Spectacular Bid: a legend undone by a pin

Having witnessed back-to-back Triple Crowns, thoroughbred racing fans eagerly awaited 1979 and, with Spectacular Bid poised for greatness, many expected a three-peat. The dominant colt rolled to victory in the Kentucky Derby and again in the Preakness, but immortality escaped him.

It could have been the infamous safety pin; it could have been just an off day, but Spectacular Bid lost in the Belmont Stakes -- probably the race for which he's best remembered.

A gray son of Bold Bidder, bred in Kentucky by Mrs. William Jason and Mrs. William Gilmore, Spectacular Bid won 26 of his 30 starts.

The Spectacular Bid Profile

  • Place of birth: Lexington, Ky.
  • Date of birth/age of death: Foaled Feb. 17, 1976/died at 27 on June 9, 2003.
  • Sex: Male.
  • Owner: Harry and Teresa Meyerhoff of Hawksworth Farm.
  • Trainer: Grover G. "Bud" Delp.
  • Sire and Dam: Bold Bidder, Spectacular.
  • Jockey/s: Ronnie Franklin, Jorge Velasquez, William Shoemaker.
  • Record: 30 races: 26 wins, two seconds, one third and one fourth.
  • Career earnings: $2,781,608.

Spectacular Bid Achievements

The $37,000 yearling purchase won his first two starts, lost the next two and then reeled off 12 consecutive wins.

He closed out 1978 with wins in the Champagne Stakes, Young America Stakes, Laurel Futurity and Heritage Stakes to clinch the 2-year-old title.

The streak continued through the first Saturday in May 1979. Spectacular Bid was a popular betting favorite in the Kentucky Derby, but not so popular among racing fans. His outspoken trainer, Bud Delp, prior to the Derby had described the gray colt as "the greatest horse to ever look through a bridle."

But the Derby field -- and Spectacular Bid's skeptics -- were dealt a resounding defeat by the 3-5 favorite.

Spectacular Bid faced only four others in the Preakness. As a 1-10 favorite , he rewarded his backers a meager $2.20 to win, tied with Citation (1948) for the lowest Preakness payout.

A Triple Crown sweep seemed a mere formality, but it was not to be. Though he lost the Belmont Stakes, Spectacular Bid finished his career with victories in 12 of his final 13 starts.

In eight of his 30 races, Spectacular Bid set or tied a track record.

He was voted champion at 2, 3 and again, in 1980 as a 4-year-old, a three-year accomplishment that has not been repeated since then.

Spectacular Bid retired as the sport's all-time leading money-earner with $2,781,608 and was ranked 10th in a Blood-Horse poll of the top horses of the 20th century.

Notable Remarks

When racing historians remember Spectacular Bid, they inevitably include his Belmont Stakes disappointment right at the top. Spectacular Bid weakened to finish third as Coastal passed him to win by 3 ¼ lengths with Golden Act, the Preakness runner-up, second.
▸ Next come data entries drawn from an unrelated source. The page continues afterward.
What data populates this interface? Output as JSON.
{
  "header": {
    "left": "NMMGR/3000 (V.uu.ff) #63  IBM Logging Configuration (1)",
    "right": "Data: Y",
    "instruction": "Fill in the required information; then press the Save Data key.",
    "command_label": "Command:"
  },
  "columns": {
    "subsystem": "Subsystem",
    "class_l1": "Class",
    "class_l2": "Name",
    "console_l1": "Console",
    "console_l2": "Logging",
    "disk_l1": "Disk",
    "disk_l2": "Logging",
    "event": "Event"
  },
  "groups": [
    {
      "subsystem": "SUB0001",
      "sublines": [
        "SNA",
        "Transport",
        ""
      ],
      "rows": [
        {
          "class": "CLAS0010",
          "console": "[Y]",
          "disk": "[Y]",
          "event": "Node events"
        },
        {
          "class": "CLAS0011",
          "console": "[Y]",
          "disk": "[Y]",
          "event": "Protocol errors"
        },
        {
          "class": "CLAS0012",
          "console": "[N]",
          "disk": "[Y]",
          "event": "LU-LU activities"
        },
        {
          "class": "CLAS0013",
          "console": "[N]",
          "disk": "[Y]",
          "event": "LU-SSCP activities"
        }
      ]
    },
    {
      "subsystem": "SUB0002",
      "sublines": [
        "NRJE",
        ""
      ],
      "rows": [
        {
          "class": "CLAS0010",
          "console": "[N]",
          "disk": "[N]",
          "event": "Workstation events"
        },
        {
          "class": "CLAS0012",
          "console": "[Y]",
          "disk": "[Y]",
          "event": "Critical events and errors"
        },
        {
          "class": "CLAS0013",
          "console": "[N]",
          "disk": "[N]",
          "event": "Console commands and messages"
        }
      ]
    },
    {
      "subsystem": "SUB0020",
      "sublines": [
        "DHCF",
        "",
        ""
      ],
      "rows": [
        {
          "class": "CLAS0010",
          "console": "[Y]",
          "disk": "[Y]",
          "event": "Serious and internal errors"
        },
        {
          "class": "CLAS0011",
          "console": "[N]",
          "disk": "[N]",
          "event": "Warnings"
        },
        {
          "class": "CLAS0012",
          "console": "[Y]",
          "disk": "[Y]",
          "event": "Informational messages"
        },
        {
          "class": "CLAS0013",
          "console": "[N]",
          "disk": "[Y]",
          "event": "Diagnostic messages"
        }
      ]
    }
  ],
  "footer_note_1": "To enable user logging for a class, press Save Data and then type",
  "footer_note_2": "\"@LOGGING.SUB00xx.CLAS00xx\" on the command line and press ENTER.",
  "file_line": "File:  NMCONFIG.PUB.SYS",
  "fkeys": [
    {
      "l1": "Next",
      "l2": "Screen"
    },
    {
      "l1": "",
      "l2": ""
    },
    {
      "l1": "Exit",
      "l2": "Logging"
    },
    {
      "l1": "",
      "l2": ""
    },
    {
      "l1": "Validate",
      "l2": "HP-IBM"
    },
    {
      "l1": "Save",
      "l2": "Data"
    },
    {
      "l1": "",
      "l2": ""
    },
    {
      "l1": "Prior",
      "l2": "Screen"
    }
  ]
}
Many observers concluded his Belmont performance was the result of an off day, or perhaps too many races.

Delp said his horse stepped on a safety pin that morning, saying the wound and minor infection caused problems as post time neared.

Delp and Spectacular Bid took on 1978 Triple Crown champion Affirmed in the 1979 Jockey Club Gold Cup. Affirmed narrowly defeated his younger rival, winning by three-quarters of a length -- Spectacular Bid's last loss.

He was retired and syndicated at stud for $22 million. None of Spectacular Bid's offspring became champions, though his 253 winners included 47 stakes. 

His walkover in the 1980 Woodward was the last in a major American race and the first since Citation's walkover in the 1948 Pimlico Special.

"Of the horses I'm familiar with,” Delp said in a 2001 interview with the Los Angeles Times, “only Citation and Secretariat would have run with the Bid.”

In 2003, Spectacular Bid suffered a fatal heart attack on June 9, 24 years to the day that he lost in the Belmont Stakes.